While crowd-sourced recordings offer many benefits, such as scalability, diversity, and cost-effectiveness, there are potential drawbacks to consider. One major concern is the quality control of the recordings. Since crowd-sourced data relies on contributions from volunteers, there may be inconsistencies in recording quality, background noise, accent variations, and pronunciation accuracy. Ensuring the accuracy and reliability of the data can be challenging, especially when dealing with languages with specific tonal or phonetic requirements like Yorùbá. Another drawback is the potential lack of linguistic expertise among the volunteers, which could lead to mispronunciations, errors in intonation, or improper emphasis on certain words or phrases. Additionally, managing the ethical considerations of using crowd-sourced data, such as ensuring informed consent, protecting user privacy, and handling sensitive information, can pose challenges for researchers and project managers.

How can the findings of this research contribute to preserving and promoting the Yorùbá language and culture?

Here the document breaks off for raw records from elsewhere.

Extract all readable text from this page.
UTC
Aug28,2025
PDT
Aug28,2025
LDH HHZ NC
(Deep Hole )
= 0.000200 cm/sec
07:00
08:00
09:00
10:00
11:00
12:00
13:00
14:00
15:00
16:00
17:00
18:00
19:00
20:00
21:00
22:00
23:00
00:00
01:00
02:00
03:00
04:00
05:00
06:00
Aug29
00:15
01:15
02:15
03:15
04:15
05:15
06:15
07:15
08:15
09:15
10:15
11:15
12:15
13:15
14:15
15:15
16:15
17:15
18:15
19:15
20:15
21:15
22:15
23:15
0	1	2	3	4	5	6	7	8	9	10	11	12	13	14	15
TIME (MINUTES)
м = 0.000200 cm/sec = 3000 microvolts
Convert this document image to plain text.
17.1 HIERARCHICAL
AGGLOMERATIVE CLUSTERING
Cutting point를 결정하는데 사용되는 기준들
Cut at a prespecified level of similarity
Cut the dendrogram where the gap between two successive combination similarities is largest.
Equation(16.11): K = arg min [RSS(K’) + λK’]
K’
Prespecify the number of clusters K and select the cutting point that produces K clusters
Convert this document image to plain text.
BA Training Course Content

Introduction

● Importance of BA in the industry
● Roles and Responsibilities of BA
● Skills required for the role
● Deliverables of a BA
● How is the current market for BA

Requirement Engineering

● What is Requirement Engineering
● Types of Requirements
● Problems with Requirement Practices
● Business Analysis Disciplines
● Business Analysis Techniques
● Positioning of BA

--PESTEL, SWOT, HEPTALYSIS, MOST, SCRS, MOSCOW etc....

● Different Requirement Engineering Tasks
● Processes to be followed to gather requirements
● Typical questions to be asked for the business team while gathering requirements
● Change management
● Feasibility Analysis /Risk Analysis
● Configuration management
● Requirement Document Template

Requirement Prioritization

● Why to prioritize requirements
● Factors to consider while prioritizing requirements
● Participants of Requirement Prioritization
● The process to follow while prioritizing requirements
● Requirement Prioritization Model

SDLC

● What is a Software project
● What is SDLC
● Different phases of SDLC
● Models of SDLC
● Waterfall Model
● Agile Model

The findings of this research can contribute significantly to preserving and promoting the Yorùbá language and culture in several ways. By creating a high-quality speech corpus like ÌròyìnSpeech, researchers and developers can advance the development of language technologies that support Yorùbá, making it more accessible in digital environments. This can help bridge the gap between traditional oral communication and modern digital platforms, preserving the language for future generations. Furthermore, the research outcomes can raise awareness about the importance of linguistic diversity and cultural heritage, encouraging initiatives to protect and celebrate the Yorùbá language. The availability of resources like the ÌròyìnSpeech dataset can empower Yorùbá speakers to engage with their language in new ways, fostering a sense of pride and identity in their linguistic and cultural heritage.